Por maioria, na semana passada, a corte decidiu que é constitucional o compartilhamento de dados fiscais sem autorização judicial entre os órgãos de inteligência e fiscalização e o Ministério Público, para fins penais.

Prevaleceu o entendimento do ministro Alexandre de Moraes, que entendeu que o envio de todas as informações pela Receita são constitucionais e lícitas, ao contrário de Toffoli, que limitou aos dados globais e somente como elemento de investigação, não de provas. Para o relator, os papéis mais detalhados exigem autorização judicial.

O entendimento foi seguido pelos ministros Edson Fachin, Rosa Weber, Cármen Lúcia, Luís Roberto Barroso, Luiz Fux, Ricardo Lewandowski e Gilmar Mendes.

Anteriormente, Toffoli tinha votado pelo compartilhamento de dados, mas barrou “documentos sensíveis”. Entretanto, após os votos de todos os ministros, o presidente da Corte mudou e revogou decisão anterior que suspendeu as investigações.

O ministro Gilmar Mendes adotou uma posição intermediária. Acompanhou o entendimento de Alexandre no que diz respeito à atuação da Receita. Gilmar acompanhou o entendimento de Toffoli quanto a impor limites na atuação do antigo Coaf.

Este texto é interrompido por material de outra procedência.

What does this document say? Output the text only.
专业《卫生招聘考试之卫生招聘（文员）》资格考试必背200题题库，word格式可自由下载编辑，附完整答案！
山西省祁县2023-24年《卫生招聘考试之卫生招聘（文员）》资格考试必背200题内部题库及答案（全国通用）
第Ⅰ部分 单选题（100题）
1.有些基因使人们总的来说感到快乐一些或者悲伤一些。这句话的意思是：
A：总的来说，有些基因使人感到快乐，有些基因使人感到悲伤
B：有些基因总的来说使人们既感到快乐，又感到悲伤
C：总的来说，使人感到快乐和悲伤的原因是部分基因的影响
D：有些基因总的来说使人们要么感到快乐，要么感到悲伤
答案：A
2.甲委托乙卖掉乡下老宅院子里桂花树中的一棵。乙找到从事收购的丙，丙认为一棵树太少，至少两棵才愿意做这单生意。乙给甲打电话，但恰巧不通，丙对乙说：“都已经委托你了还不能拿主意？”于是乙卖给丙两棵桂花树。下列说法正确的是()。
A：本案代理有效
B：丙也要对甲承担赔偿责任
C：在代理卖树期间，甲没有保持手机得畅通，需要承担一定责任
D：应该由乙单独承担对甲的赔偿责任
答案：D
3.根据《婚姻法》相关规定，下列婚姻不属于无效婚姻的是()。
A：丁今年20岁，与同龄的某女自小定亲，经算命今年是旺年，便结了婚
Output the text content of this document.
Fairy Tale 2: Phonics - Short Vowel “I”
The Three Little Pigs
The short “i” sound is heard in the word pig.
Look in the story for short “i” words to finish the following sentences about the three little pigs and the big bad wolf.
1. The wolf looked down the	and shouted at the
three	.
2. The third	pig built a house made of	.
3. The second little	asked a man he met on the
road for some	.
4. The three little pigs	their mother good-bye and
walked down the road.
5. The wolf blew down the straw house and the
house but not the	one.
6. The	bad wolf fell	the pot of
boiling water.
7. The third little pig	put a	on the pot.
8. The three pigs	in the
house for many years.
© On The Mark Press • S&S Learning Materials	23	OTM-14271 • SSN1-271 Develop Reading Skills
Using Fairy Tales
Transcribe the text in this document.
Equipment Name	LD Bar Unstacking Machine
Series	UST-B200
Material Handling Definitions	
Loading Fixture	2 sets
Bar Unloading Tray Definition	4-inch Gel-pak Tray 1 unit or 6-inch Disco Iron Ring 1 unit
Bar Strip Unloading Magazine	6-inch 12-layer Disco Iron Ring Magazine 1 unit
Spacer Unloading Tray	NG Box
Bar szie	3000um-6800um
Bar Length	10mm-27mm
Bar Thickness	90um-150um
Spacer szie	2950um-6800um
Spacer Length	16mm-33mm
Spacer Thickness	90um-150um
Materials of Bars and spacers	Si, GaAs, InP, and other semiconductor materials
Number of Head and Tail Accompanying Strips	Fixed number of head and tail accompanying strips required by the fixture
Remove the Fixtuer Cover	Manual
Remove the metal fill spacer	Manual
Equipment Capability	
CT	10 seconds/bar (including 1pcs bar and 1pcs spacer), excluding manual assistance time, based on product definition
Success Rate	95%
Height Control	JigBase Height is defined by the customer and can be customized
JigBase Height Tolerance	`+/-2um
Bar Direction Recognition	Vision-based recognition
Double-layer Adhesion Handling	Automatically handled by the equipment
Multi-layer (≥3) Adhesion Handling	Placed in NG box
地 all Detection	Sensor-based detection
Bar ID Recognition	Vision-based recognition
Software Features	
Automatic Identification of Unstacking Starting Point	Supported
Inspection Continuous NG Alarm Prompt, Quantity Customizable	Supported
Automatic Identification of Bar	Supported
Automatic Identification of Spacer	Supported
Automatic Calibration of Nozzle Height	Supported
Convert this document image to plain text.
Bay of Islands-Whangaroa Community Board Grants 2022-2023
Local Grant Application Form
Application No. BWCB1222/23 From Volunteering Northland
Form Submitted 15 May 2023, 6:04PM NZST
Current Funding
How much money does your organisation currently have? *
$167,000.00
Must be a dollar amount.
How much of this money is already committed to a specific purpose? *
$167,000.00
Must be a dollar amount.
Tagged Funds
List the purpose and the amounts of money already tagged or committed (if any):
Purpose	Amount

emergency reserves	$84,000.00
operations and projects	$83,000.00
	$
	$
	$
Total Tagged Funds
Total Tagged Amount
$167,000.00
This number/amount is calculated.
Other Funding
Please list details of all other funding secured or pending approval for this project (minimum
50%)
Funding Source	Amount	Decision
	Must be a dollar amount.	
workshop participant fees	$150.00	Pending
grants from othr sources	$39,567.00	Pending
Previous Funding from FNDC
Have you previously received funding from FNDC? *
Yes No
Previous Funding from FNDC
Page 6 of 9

O ministro Celso de Mello seguiu o entendimento do ministro Marco Aurélio, que abriu uma terceira linha de voto. Para ele, precisa de aval da Justiça e não pode compartilhar.

Discussão
Em julho, Toffoli suspendeu todos os processos judiciais em que dados bancários de investigados foram compartilhados por órgãos de controle sem autorização do Poder Judiciário.